This Grecian Urn was my Christmas holiday building project.
Standing 15.5" (40 bricks) tall and 10.75" (34 studs) wide at the widest,
it weighs in at about 6.5 pounds.
It is completely hollow with no internal supports. The walls vary in
thickness from 3 studs in the neck to 6 studs in the transition area
between the Greek Key design and the neck. The body from the Greek Key
design down is 4 studs thick.
By choice, it was built using only basic bricks from 3 blue tubs and 4 purple buckets. Since I was traveling from Florida to my parents in South Carolina this became a firm limit. (Okay, it was also a limit because that is how many tubs and buckets I had.) In order to insure that there were enough red and black bricks to cover the exterior of the urn, the inside uses bricks of other colors.
Before beginning contruction, I took inspiration from the template profiling Lincoln shown on page 44 of "The Ultimate LEGO Book" and built a template of my urn through its center. This established the various diameter circles that would be used in each course. A compass and graph paper were used to determined the stud shape for each diameter circle. From the circle information I built a circle template on a large green baseplate showing each diameter circle. During construction the urn could be placed on this template as needed to verify accuracy.
With the outside diameters graphed, I placed a circle 4 studs smaller
inside each diameter circle to aid construction planning. The resulting
doughnut shape was symetrically populated such that it interlocked well
when turned 90 degrees to itself and to the next larger and smaller
circles. In the transition zone between the Greek Keys and the neck it
was required to interlock with circles 2 sizes distant, thus necessitating
the thicker wall.
The urn is actually in
3 sections,
the middle section consisting of the
widest diameter portion with the Greek Key design. The other sections
are, of course, above and below the center one.
The 3 section construction facilitated reworks that were needed to
stretch the supply of red and black bricks as the project neared
completion. In the end I decided not to fit them tightly together in
order to preserve this feature should I decide to enhance the center
section with more patterns.
In the full size version of this image you can see some blue bricks
peeking through the loose fitted sections.

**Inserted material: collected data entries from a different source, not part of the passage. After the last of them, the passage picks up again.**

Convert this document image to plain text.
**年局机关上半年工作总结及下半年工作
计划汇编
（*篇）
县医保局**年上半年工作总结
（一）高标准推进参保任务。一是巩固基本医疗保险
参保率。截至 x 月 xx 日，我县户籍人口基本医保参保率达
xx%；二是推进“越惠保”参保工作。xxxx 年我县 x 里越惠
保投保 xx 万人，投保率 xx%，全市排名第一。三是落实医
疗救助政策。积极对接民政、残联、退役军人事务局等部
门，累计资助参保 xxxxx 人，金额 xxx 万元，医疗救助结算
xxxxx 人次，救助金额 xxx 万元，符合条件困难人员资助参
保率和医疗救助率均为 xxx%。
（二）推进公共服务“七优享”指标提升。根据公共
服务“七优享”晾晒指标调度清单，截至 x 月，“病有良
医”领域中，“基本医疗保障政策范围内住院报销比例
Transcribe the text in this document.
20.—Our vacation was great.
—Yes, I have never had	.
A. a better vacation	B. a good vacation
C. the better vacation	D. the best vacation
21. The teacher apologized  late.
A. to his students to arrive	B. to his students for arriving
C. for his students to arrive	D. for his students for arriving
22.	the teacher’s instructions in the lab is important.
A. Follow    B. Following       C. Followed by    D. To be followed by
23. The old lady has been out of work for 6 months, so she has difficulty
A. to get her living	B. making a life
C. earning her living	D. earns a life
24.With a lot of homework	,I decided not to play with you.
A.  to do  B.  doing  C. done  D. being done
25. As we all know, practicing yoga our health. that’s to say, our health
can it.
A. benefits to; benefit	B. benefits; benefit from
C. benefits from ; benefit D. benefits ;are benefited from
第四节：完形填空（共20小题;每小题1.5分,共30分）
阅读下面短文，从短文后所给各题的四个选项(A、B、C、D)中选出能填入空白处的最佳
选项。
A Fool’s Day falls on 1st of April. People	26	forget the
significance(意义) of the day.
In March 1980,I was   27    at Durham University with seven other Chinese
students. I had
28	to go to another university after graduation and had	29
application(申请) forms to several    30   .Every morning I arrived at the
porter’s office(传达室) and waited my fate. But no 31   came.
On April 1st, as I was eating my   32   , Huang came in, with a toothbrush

The top and bottom sections have alignment bricks attached to aid
mating them with the middle section.
I spent a couple hours a day for about a week working on it. A couple days
before Christmas it was finished and I set it on my mothers' piano where it
stayed for the remainder of the holidays.
At the end of my vacation I turned the top section upside down into the
rest and placed the whole thing in a paper bag for the car trip back to
Florida.
I took it to work the first day back and set it on top of my bookshelves.